Evernote Backtracks On Privacy Policy Changes After User Outcry

Image courtesy of DocChewbacca

Popular note-taking and general reminder app Evernote had big plans for 2017. In January, it was going to start feeding all your personal content to an algorithm in order to improve internal machine learning. But those plans allowed for human employees to peek over the robot’s shoulder to see your stuff, which users objected to loudly enough that now those plans are on hold.

As we explained yesterday, the proposed policy change was part of the company’s move toward improving their machine learning. Notes would be fed to the all-powerful algorithm to make it smarter about the ways humans tell themselves things, more or less.

Feeding your personal notes to robots is one thing, but that same proposal also would have allowed actual human employees access to some content as required, to make the software work better.

The original policy included an opt-out mechanism — but that means users would have been opted-in by default and unless selecting otherwise.

Users — at least those users who like keeping their data private — were upset with the change. CEO Chris O’Neill, trying to quell concerns, said yesterday that the policy was “communicated poorly,” but that didn’t go over great with users either. So now the company is backing away from the changes entirely, and taking a break to come up with something better.
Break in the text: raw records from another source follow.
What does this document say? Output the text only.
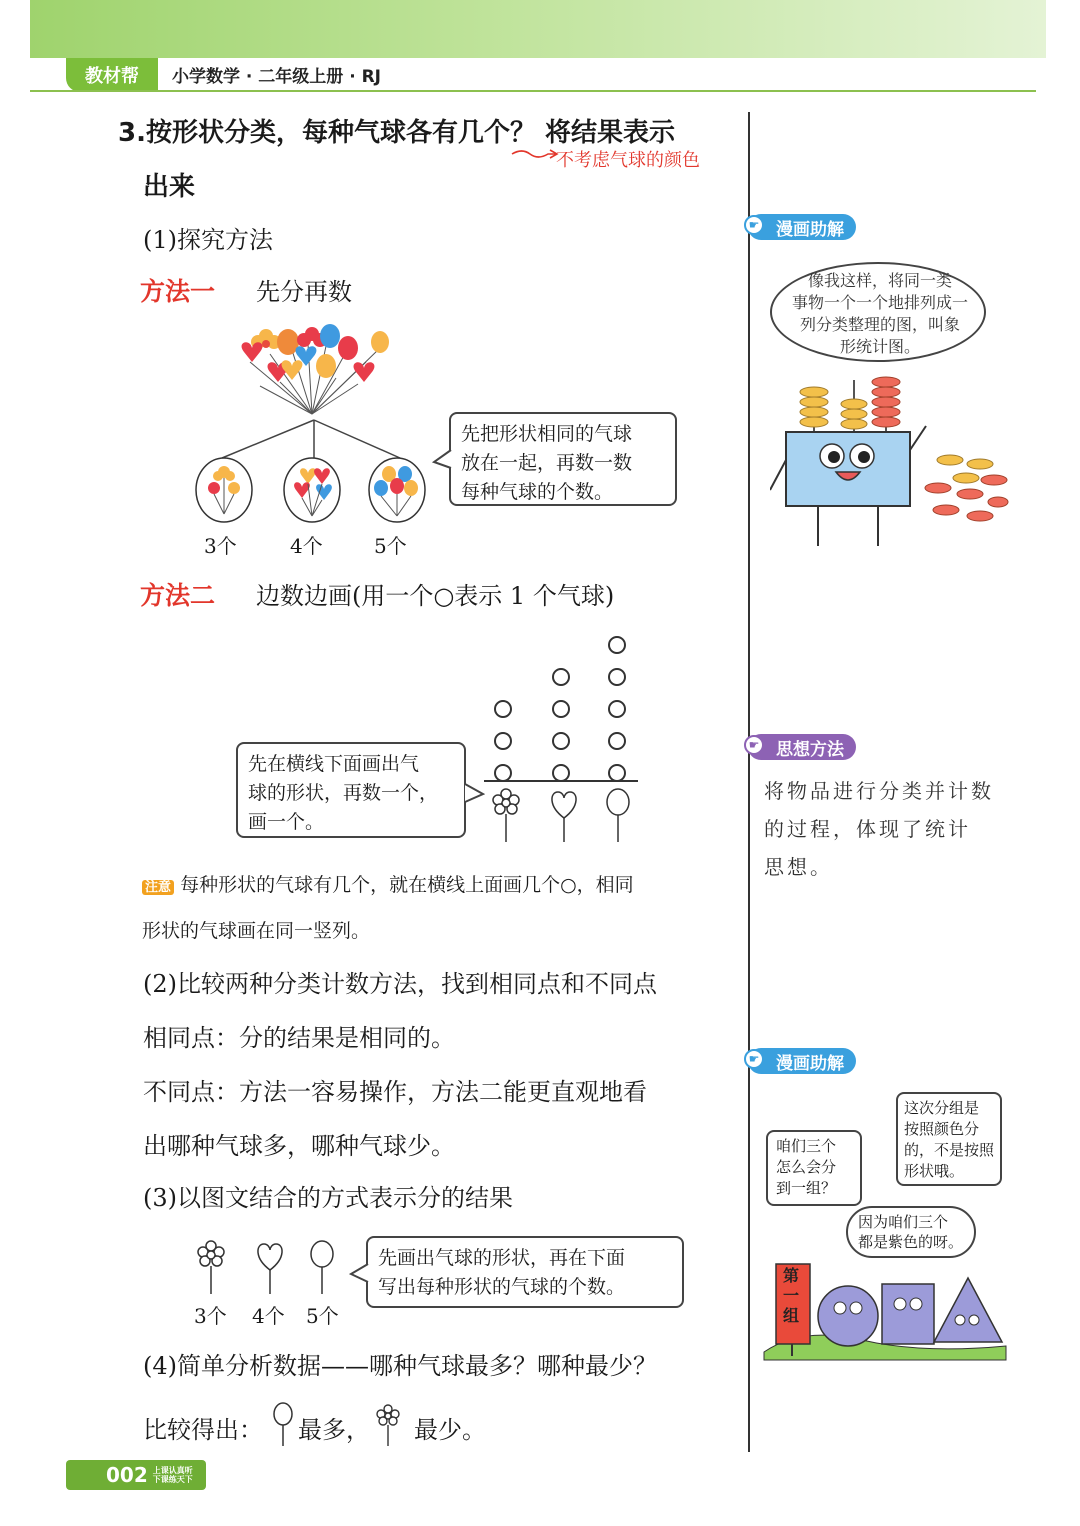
教材帮	小学数学 · 二年级上册 · RJ
3.按形状分类，每种气球各有几个？ 将结果表示
不考虑气球的颜色
出来
(1)探究方法
方法一 先分再数
3个	4个	5个
先把形状相同的气球
放在一起，再数一数
每种气球的个数。
方法二 边数边画(用一个○表示 1 个气球)
先在横线下面画出气
球的形状，再数一个，
画一个。
注意 每种形状的气球有几个，就在横线上面画几个○，相同
形状的气球画在同一竖列。
(2)比较两种分类计数方法，找到相同点和不同点
相同点：分的结果是相同的。
不同点：方法一容易操作，方法二能更直观地看
出哪种气球多，哪种气球少。
(3)以图文结合的方式表示分的结果
3个 4个 5个
先画出气球的形状，再在下面
写出每种形状的气球的个数。
(4)简单分析数据——哪种气球最多？哪种最少？
比较得出： 最多， 最少。
☛ 漫画助解
像我这样，将同一类
事物一个一个地排列成一
列分类整理的图，叫象
形统计图。
☛ 思想方法
将物品进行分类并计数
的过程，体现了统计
思想。
☛ 漫画助解
咱们三个
怎么会分
到一组？
这次分组是
按照颜色分
的，不是按照
形状哦。
因为咱们三个
都是紫色的呀。
第一组
002 上课认真听
下课练天下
The planned update for Jan. 23 is now tabled, the company announced in a new blog post.

“Instead, in the coming months we will be revising our existing Privacy Policy to address our customers’ concerns, reinforce that their data remains private by default, and confirm the trust they have placed in Evernote is well founded.”
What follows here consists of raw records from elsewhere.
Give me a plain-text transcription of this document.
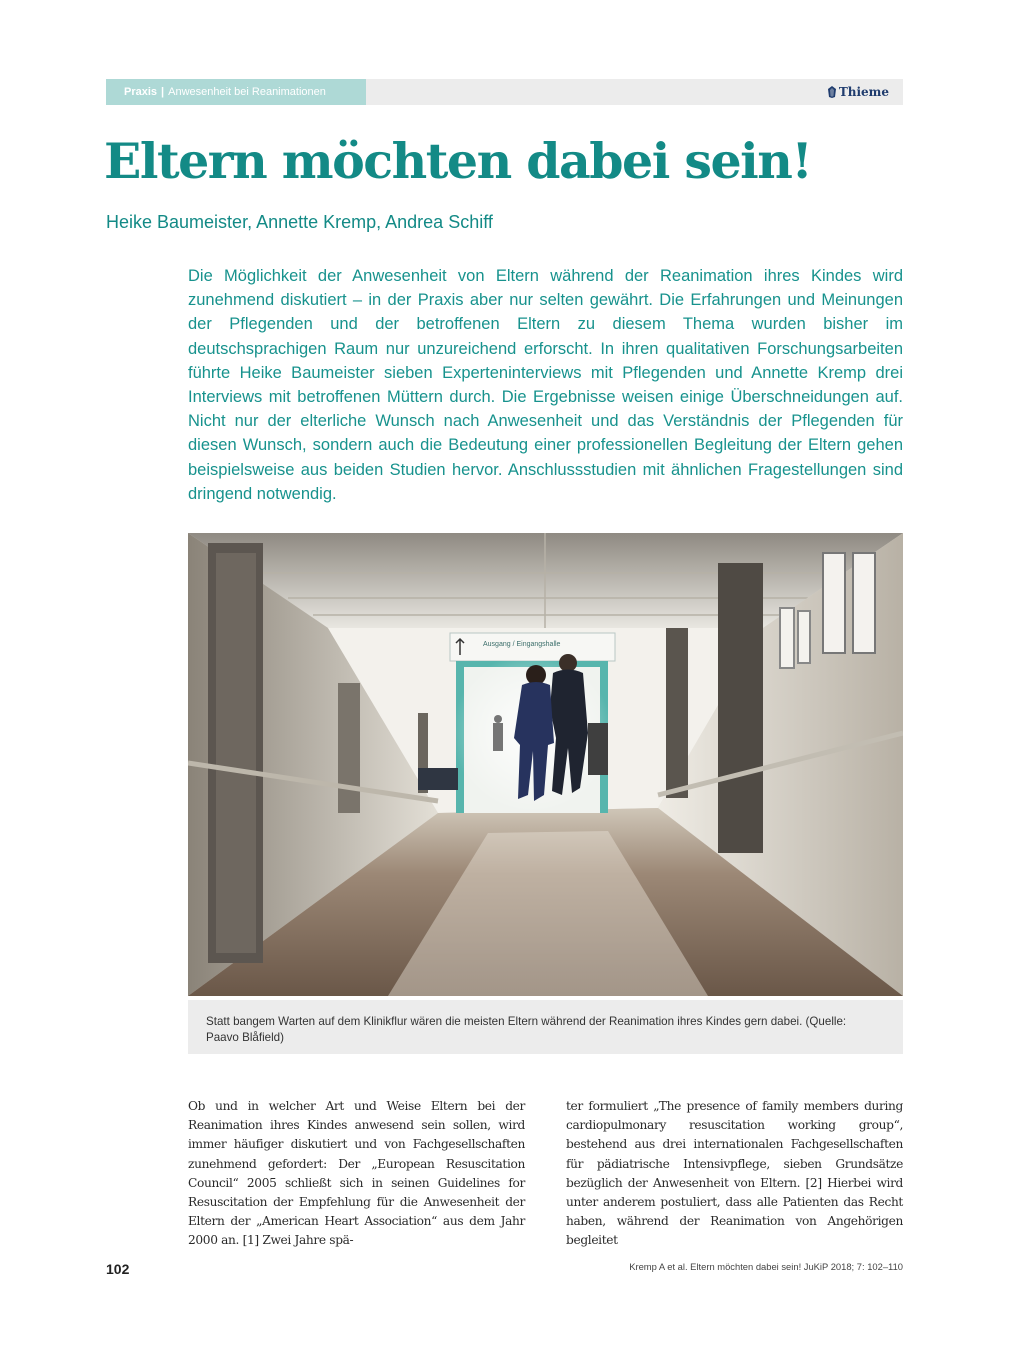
Praxis | Anwesenheit bei Reanimationen	Thieme
Eltern möchten dabei sein!
Heike Baumeister, Annette Kremp, Andrea Schiff

Die Möglichkeit der Anwesenheit von Eltern während der Reanimation ihres Kindes wird zunehmend diskutiert – in der Praxis aber nur selten gewährt. Die Erfahrungen und Meinungen der Pflegenden und der betroffenen Eltern zu diesem Thema wurden bisher im deutschsprachigen Raum nur unzureichend erforscht. In ihren qualitativen Forschungsarbeiten führte Heike Baumeister sieben Experteninterviews mit Pflegenden und Annette Kremp drei Interviews mit betroffenen Müttern durch. Die Ergebnisse weisen einige Überschneidungen auf. Nicht nur der elterliche Wunsch nach Anwesenheit und das Verständnis der Pflegenden für diesen Wunsch, sondern auch die Bedeutung einer professionellen Begleitung der Eltern gehen beispielsweise aus beiden Studien hervor. Anschlussstudien mit ähnlichen Fragestellungen sind dringend notwendig.

Ausgang / Eingangshalle
Statt bangem Warten auf dem Klinikflur wären die meisten Eltern während der Reanimation ihres Kindes gern dabei. (Quelle: Paavo Blåfield)

Ob und in welcher Art und Weise Eltern bei der Reanimation ihres Kindes anwesend sein sollen, wird immer häufiger diskutiert und von Fachgesellschaften zunehmend gefordert: Der „European Resuscitation Council“ 2005 schließt sich in seinen Guidelines for Resuscitation der Empfehlung für die Anwesenheit der Eltern der „American Heart Association“ aus dem Jahr 2000 an. [1] Zwei Jahre spä-

ter formuliert „The presence of family members during cardiopulmonary resuscitation working group“, bestehend aus drei internationalen Fachgesellschaften für pädiatrische Intensivpflege, sieben Grundsätze bezüglich der Anwesenheit von Eltern. [2] Hierbei wird unter anderem postuliert, dass alle Patienten das Recht haben, während der Reanimation von Angehörigen begleitet

102	Kremp A et al. Eltern möchten dabei sein! JuKiP 2018; 7: 102–110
The company will still be working on new machine learning processes, it says, but no employees will be reading content as a part of that process unless users first opt-in.

“We announced a change to our privacy policy that made it seem like we didn’t care about the privacy of our customers or their notes. This was not our intent, and our customers let us know that we messed up, in no uncertain terms. We heard them, and we’re taking immediate action to fix it,” said O’Neill.